I had to take a bus trip (to rent a car) once and never will I do that again. It’s scary enough trying to navigate these steep, serpentine, mountain roads (with out guard rails). Doing it in a huge bus with a reckless and drunken driver is even more fun. One hour into the two hour journey the driver stops for a rest break. Mind you he didn’t announce anything, just stopped, opened the door and got out. Given that I have the continence of a 93 year old woman I hopped out and followed only to find our trusty driver doing two shots of brandy and one of espresso. That’s actually how most people drink all day and night around here. The legal limit for DUI is an intervenes drip of vodka with a cocaine straw hanging out your nose. I did wear my seatbelt the rest of the way.

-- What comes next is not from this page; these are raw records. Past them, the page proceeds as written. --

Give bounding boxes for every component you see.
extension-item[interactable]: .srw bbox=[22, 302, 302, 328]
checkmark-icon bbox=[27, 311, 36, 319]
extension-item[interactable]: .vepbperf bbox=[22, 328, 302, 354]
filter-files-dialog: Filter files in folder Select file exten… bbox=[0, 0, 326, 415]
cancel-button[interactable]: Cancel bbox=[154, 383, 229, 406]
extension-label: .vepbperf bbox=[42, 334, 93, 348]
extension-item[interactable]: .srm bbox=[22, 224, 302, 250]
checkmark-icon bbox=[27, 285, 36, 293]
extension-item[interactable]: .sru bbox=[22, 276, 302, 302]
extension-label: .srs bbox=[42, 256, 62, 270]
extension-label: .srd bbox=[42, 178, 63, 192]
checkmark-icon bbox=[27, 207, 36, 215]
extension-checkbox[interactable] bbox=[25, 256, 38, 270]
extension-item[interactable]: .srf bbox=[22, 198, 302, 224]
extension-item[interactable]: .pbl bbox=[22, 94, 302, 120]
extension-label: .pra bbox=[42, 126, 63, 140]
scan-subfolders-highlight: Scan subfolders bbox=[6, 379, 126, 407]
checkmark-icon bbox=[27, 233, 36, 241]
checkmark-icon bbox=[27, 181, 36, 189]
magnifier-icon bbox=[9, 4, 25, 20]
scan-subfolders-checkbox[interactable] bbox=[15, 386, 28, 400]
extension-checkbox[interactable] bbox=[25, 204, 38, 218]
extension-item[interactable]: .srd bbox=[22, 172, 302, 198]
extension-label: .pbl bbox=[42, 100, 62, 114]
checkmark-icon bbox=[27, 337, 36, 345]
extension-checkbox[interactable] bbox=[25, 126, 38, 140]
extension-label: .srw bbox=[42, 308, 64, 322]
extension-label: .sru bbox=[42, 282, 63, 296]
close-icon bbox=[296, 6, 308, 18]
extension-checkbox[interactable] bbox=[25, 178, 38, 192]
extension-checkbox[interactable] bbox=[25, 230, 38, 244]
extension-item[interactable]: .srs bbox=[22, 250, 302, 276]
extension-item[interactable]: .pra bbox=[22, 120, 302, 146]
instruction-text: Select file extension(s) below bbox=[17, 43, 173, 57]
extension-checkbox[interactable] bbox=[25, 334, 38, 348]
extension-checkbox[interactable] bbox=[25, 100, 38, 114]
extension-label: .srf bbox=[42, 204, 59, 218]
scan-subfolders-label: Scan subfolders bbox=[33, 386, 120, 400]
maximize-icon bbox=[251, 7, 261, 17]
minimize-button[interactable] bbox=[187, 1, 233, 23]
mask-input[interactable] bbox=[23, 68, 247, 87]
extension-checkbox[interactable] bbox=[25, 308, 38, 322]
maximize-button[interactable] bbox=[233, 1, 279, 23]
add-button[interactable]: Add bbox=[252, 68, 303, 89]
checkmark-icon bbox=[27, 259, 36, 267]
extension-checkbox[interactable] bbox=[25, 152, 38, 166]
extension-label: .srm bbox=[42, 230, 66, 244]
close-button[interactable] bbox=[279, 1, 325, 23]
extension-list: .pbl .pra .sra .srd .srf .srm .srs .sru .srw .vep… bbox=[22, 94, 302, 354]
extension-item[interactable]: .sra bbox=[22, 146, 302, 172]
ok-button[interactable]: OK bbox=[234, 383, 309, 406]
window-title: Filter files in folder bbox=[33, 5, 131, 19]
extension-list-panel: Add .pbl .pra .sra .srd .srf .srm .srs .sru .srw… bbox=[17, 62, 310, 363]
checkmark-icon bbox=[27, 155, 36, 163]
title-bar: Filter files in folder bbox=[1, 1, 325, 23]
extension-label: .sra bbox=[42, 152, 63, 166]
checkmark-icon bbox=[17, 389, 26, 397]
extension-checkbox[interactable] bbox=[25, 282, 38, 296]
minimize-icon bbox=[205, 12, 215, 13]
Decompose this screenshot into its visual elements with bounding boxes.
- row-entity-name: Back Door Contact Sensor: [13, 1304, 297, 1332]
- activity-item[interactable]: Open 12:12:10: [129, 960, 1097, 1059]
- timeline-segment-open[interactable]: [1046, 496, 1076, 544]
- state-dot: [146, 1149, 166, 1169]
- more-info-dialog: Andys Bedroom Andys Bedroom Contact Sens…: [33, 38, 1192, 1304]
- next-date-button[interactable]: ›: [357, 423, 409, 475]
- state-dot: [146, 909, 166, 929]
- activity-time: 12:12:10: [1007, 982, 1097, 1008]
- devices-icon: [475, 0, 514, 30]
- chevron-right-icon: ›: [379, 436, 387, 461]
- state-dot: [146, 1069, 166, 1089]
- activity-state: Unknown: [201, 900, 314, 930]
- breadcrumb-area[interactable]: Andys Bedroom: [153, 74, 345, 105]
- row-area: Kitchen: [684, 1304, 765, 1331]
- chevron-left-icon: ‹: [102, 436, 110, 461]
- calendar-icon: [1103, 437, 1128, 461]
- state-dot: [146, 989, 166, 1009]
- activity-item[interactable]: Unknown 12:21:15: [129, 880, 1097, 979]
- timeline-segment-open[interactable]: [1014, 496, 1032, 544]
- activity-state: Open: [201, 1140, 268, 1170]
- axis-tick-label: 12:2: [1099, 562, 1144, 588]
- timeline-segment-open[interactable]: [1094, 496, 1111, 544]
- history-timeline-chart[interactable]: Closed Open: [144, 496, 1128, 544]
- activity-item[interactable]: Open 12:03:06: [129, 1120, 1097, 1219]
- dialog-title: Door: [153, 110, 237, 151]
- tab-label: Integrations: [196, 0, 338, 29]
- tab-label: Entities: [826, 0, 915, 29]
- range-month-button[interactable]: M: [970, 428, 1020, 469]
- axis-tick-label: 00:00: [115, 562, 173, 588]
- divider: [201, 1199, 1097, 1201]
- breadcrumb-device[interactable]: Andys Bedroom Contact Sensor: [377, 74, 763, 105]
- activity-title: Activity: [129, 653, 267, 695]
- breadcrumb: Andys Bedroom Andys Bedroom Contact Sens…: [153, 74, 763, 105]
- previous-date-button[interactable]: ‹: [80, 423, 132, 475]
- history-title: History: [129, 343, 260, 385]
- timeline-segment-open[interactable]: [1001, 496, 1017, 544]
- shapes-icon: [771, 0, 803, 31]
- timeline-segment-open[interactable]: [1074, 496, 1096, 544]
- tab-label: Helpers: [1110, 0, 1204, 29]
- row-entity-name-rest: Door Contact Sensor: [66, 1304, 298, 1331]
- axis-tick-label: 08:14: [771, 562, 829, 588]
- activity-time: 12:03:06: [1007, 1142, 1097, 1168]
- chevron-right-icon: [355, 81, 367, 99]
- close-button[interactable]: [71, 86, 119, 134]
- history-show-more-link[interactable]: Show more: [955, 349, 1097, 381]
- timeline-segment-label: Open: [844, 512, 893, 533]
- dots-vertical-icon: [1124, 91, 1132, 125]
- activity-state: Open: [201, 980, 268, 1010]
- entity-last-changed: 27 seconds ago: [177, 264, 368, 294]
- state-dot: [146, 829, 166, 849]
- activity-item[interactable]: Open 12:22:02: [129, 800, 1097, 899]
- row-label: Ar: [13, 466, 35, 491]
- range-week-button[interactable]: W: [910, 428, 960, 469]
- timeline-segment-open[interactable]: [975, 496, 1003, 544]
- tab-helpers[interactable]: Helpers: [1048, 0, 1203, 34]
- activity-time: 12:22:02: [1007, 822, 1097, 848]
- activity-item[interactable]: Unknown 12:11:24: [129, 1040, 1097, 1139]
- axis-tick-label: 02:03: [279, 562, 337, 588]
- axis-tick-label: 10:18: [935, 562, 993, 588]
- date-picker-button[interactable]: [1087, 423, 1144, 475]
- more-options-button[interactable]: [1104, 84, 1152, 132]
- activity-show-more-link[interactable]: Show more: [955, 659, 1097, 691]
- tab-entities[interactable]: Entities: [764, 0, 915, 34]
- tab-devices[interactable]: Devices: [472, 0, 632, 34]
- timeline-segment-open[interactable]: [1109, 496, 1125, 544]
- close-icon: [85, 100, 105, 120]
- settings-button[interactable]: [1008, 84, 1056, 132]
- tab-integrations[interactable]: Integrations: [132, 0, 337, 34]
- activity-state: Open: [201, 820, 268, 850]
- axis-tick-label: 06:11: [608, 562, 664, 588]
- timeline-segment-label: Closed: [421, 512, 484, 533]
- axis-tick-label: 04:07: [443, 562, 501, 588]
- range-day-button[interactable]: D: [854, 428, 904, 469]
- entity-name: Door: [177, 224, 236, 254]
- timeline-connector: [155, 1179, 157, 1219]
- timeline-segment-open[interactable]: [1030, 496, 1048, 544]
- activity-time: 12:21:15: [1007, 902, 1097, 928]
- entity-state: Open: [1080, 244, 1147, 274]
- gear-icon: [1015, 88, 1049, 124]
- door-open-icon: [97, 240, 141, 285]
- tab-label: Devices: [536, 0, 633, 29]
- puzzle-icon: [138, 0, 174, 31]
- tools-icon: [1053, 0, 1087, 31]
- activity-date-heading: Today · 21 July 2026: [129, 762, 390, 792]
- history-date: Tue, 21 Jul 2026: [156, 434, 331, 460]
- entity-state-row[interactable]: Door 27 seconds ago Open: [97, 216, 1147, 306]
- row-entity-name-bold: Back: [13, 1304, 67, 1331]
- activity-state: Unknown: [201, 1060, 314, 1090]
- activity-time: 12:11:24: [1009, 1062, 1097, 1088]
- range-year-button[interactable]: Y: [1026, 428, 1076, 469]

Every morning when I go to get my daily loaf of crusty bread, the bar is filled with cops, plumbers, teachers, housewives, anybody and everybody. All happily drinking their morning brandy and smoking their cigarettes. Most bakeries are also bars, actually almost everything is also a bar. That’s one of the first, coolest things I noticed coming here three years ago for vacation, was that EVERY supermarcado is also a bar. The wives do not have to nag to get their husbands to go shopping here.
The bars do not shut down here like they do back home. When I first moved here and still drank that really did my head in. When you are subconsciously expecting last call and it never comes, it’s easy to end up staying out until five or six am. Everyone does that here though and then rest,…repeat. Ad Infinitum.
It’s just the same as everywhere else in that after a few too many the real fun starts. Then come the arguments, drama, fights, staggering, puking, and passing out. Going into a town the morning after a major fiesta, it’s not at all uncommon to find several normally respectable men lying in the street after a ‘good’ night. Alcohol does provide us with the wonderful pleasure of slipping down the evolutionary scale a few notches. This allows us to become one with our ever attractive animal underside. Always being ruled by emotion rather than intellect, which always works out so well.
It’s cosmically ironic that a couple months after moving here I decided to do myself a favor and quit drinking and smoking. Oh well, so much for the promised land.